L309, L310, Is the use of the word “activity” correct?

L388, “gilthead” sea bream

L376, probably olive flounder “feed” instead of “fishmeal” is correct.

L432, not “absorption and digestibility” but “digestion and absorption” is better.

L432-L438, delete since these findings have no relevance to this work. 

L503, Did “Firmicutes” originate from black soldier fry meal per se?  In this kind of study, the microbiome in the diet should be examined.

Table 1, “Tankage meal” does not seem to be a common name.  Is this porcine blood meal?

Reviewer 3 Report

The manuscript reports the results of diets with different levels of fishmeal for olive flounder reared under commercial conditions. 

The manuscript presents a large number of parameters evaluated, most of which are adequately presented.  

Only two main points need improvement:

1) Authors need to justify the great variability of ingredients between the diets. The formulation of feeds does not allow the asset that FM levels were the only factor that affected the parameters evaluated. This variability of diets needs to be discussed in the manuscript.

2) The statistic analysis performed for the parameters evaluated over time is not correct precisely because it does not evaluate the effect of time on the results or the interaction between time and diets. 

Other minor comments were made in the attached file.

Comments for author File: Comments.pdf

Reviewer 4 Report

The MS submitted by Seo and colleagues deals with FM reduction in olive flounders diet and reports the results in farm conditions. This is not enough to assess old experimental layouts and to pubblish a paper on Animals. 

Moreover, the MS presents several, too much, gaps in all the sections.

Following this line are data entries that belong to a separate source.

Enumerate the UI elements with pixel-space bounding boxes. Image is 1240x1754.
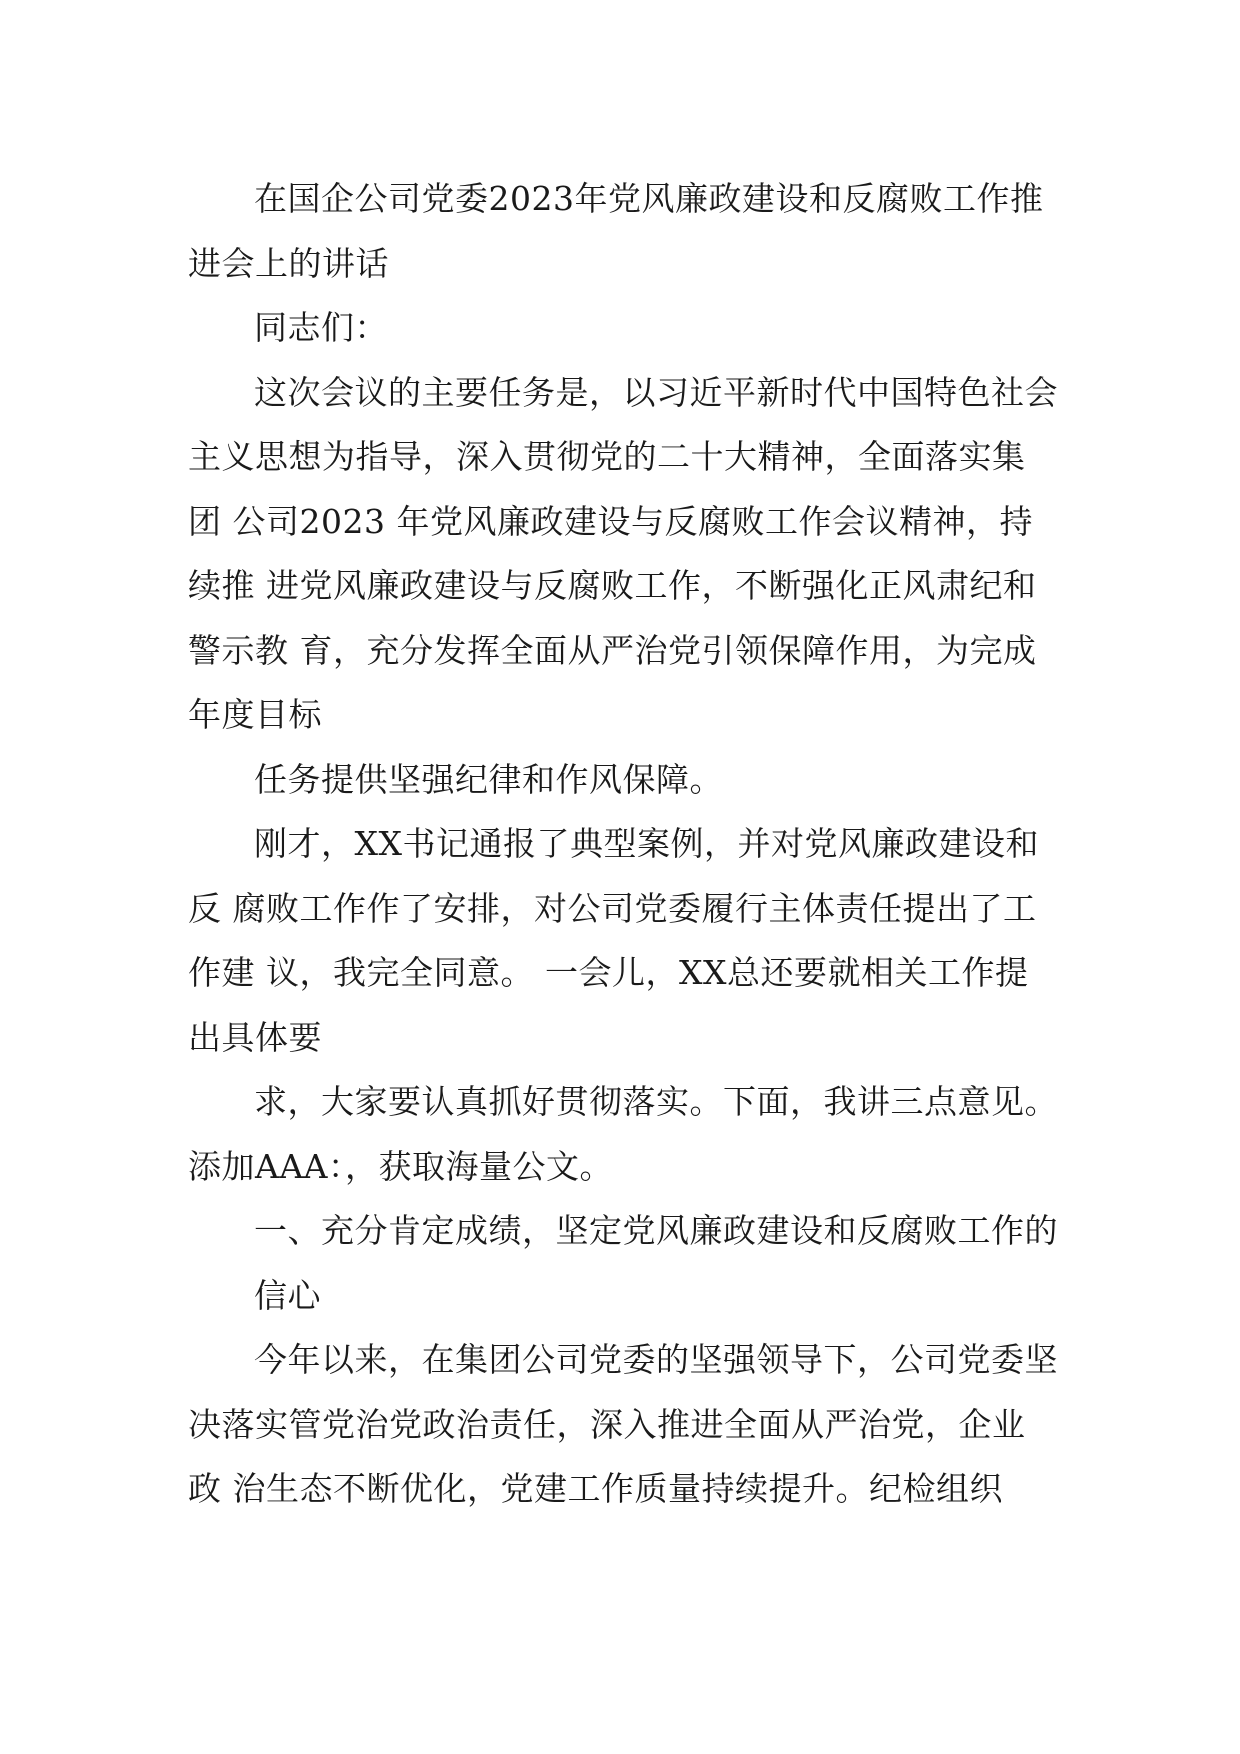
section-heading-continued: 信心 bbox=[254, 1275, 321, 1315]
paragraph: 今年以来，在集团公司党委的坚强领导下，公司党委坚 决落实管党治党政治责任，深入推进全面从严治党，企业政 治生态不断优化，党建工作质量持续提升。纪检组织 bbox=[188, 1340, 1069, 1508]
section-heading: 一、充分肯定成绩，坚定党风廉政建设和反腐败工作的 bbox=[254, 1211, 1058, 1250]
paragraph: 求，大家要认真抓好贯彻落实。下面，我讲三点意见。添加AAA：，获取海量公文。 bbox=[188, 1082, 1058, 1186]
document-body bbox=[188, 167, 1069, 1522]
paragraph: 刚才，XX书记通报了典型案例，并对党风廉政建设和反 腐败工作作了安排，对公司党委履行主体责任提出了工作建 议，我完全同意。 一会儿，XX总还要就相关工作提出具体要 bbox=[188, 824, 1039, 1057]
salutation: 同志们： bbox=[254, 308, 388, 347]
paragraph: 任务提供坚强纪律和作风保障。 bbox=[254, 759, 723, 799]
paragraph: 这次会议的主要任务是，以习近平新时代中国特色社会 主义思想为指导，深入贯彻党的二十大精神，全面落实集团 公司2023 年党风廉政建设与反腐败工作会议精神，持续推 进党风廉政建设与反腐败工作，不断强化正风肃纪和警示教 育，充分发挥全面从严治党引领保障作用，为完成年度目标 bbox=[188, 372, 1069, 734]
document-title: 在国企公司党委2023年党风廉政建设和反腐败工作推进会上的讲话 bbox=[188, 179, 1044, 283]
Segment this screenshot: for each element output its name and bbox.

In the introduction section, despite arguing fish physiological mechanisms related to igf, cck, pp, etc, the authors shoud show the state of the art on olive flounders dietary formulation, on not conventional ingredients, emphasizing why the study presented could be considered of interest for readers. 

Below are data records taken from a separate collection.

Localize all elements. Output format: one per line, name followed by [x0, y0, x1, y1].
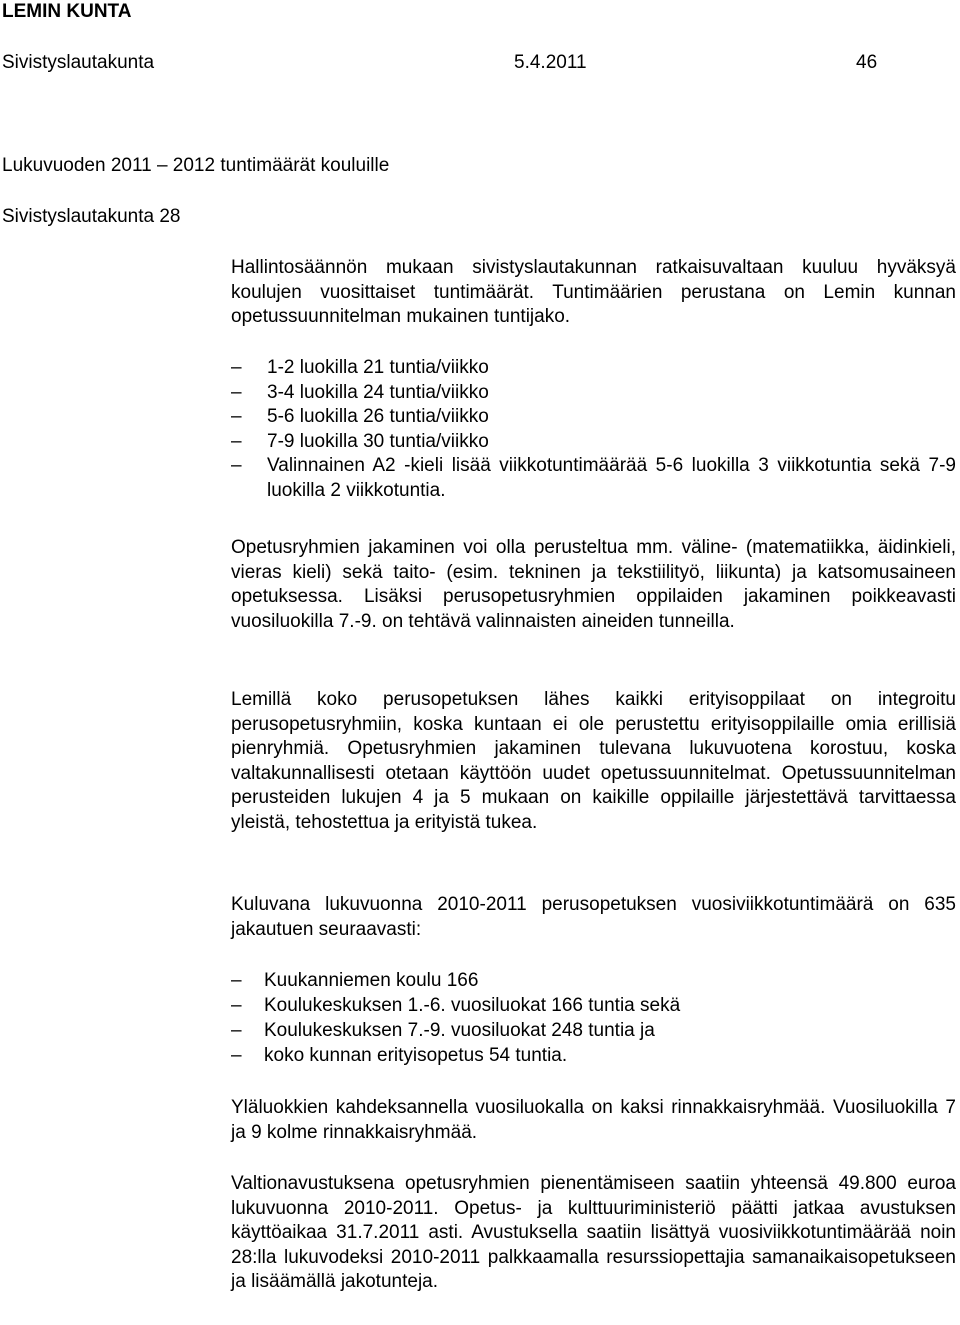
- intro-text: Hallintosäännön mukaan sivistyslautakunnan ratkaisuvaltaan kuuluu hyväksyä koulujen vuosittaiset tuntimäärät. Tuntimäärien perustana on Lemin kunnan opetussuunnitelman mukainen tuntijako.: [231, 257, 956, 328]
- list-item: [231, 356, 956, 381]
- dash-marker: –: [231, 406, 242, 428]
- list-item: [231, 1018, 956, 1043]
- list-item: [231, 430, 956, 455]
- organization-name: LEMIN KUNTA: [2, 1, 132, 22]
- current-year-text: Kuluvana lukuvuonna 2010-2011 perusopetuksen vuosiviikkotuntimäärä on 635 jakautuen seuraavasti:: [231, 894, 956, 940]
- list-item: [231, 405, 956, 430]
- list-item: [231, 968, 956, 993]
- distribution-list: [231, 968, 956, 1068]
- intro-paragraph: [231, 256, 956, 330]
- header-date: 5.4.2011: [514, 52, 587, 73]
- list-item-text: Kuukanniemen koulu 166: [264, 970, 479, 991]
- list-item-text: 7-9 luokilla 30 tuntia/viikko: [267, 430, 489, 452]
- page-number: 46: [856, 52, 878, 73]
- dash-marker: –: [231, 381, 242, 403]
- dash-marker: –: [231, 995, 242, 1016]
- list-item: [231, 381, 956, 406]
- current-year-paragraph: [231, 893, 956, 942]
- grouping-text: Opetusryhmien jakaminen voi olla perusteltua mm. väline- (matematiikka, äidinkieli, vieras kieli) sekä taito- (esim. tekninen ja tekstiilityö, liikunta) ja katsomusaineen opetuksessa. Lisäksi perusopetusryhmien oppilaiden jakaminen poikkeavasti vuosiluokilla 7.-9. on tehtävä valinnaisten aineiden tunneilla.: [231, 537, 956, 632]
- dash-marker: –: [231, 430, 242, 452]
- upper-grades-paragraph: [231, 1096, 956, 1145]
- section-reference: Sivistyslautakunta 28: [2, 206, 181, 227]
- special-needs-text: Lemillä koko perusopetuksen lähes kaikki erityisoppilaat on integroitu perusopetusryhmiin, koska kuntaan ei ole perustettu erityisoppilaille omia erillisiä pienryhmiä. Opetusryhmien jakaminen tulevana lukuvuotena korostuu, koska valtakunnallisesti otetaan käyttöön uudet opetussuunnitelmat. Opetussuunnitelman perusteiden lukujen 4 ja 5 mukaan on kaikille oppilaille järjestettävä tarvittaessa yleistä, tehostettua ja erityistä tukea.: [231, 689, 956, 833]
- grant-paragraph: [231, 1172, 956, 1295]
- topic-title: Lukuvuoden 2011 – 2012 tuntimäärät kouluille: [2, 155, 390, 176]
- list-item-text: Valinnainen A2 -kieli lisää viikkotuntimäärää 5-6 luokilla 3 viikkotuntia sekä 7-9 luokilla 2 viikkotuntia.: [267, 455, 956, 501]
- dash-marker: –: [231, 357, 242, 378]
- upper-grades-text: Yläluokkien kahdeksannella vuosiluokalla on kaksi rinnakkaisryhmää. Vuosiluokilla 7 ja 9 kolme rinnakkaisryhmää.: [231, 1097, 956, 1143]
- list-item: [231, 993, 956, 1018]
- list-item-text: Koulukeskuksen 1.-6. vuosiluokat 166 tuntia sekä: [264, 995, 681, 1016]
- dash-marker: –: [231, 455, 242, 477]
- list-item: [231, 1043, 956, 1068]
- list-item-text: 1-2 luokilla 21 tuntia/viikko: [267, 357, 489, 378]
- dash-marker: –: [231, 1045, 242, 1066]
- special-needs-paragraph: [231, 688, 956, 836]
- dash-marker: –: [231, 970, 242, 991]
- grant-text: Valtionavustuksena opetusryhmien pienentämiseen saatiin yhteensä 49.800 euroa lukuvuonna 2010-2011. Opetus- ja kulttuuriministeriö päätti jatkaa avustuksen käyttöaikaa 31.7.2011 asti. Avustuksella saatiin lisättyä vuosiviikkotuntimäärää noin 28:lla lukuvodeksi 2010-2011 palkkaamalla resurssiopettajia samanaikaisopetukseen ja lisäämällä jakotunteja.: [231, 1173, 956, 1293]
- list-item: [231, 454, 956, 503]
- list-item-text: 5-6 luokilla 26 tuntia/viikko: [267, 406, 489, 428]
- list-item-text: Koulukeskuksen 7.-9. vuosiluokat 248 tuntia ja: [264, 1020, 655, 1041]
- dash-marker: –: [231, 1020, 242, 1041]
- header-body-name: Sivistyslautakunta: [2, 52, 155, 73]
- hours-list: [231, 356, 956, 504]
- list-item-text: 3-4 luokilla 24 tuntia/viikko: [267, 381, 489, 403]
- list-item-text: koko kunnan erityisopetus 54 tuntia.: [264, 1045, 568, 1066]
- grouping-paragraph: [231, 536, 956, 634]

In methods, 95-111 lines are "repetita" and should be joined, as well 2.5.1 and 2.5.2 sections. In 2.5.3 section what the authors mean for "tertiary antibody"? It makes no sense. In 2.8 section the authors should deal with statistical methods, while microscopy should be included in 2.5 section.

In Results, a good histology ( as presented) is reduntant if does not show differences among the dietary groups. It should not be a morphological characterization. Histochemistry reactions and pictures are of low quality and, as presented, as well, reduntant if not showing differences. 

Discussion should be shortened and should not be a collection of  sometimes inappropriate references. 

I hope these strict comments do not discourage the authors and could be of help for future submissions.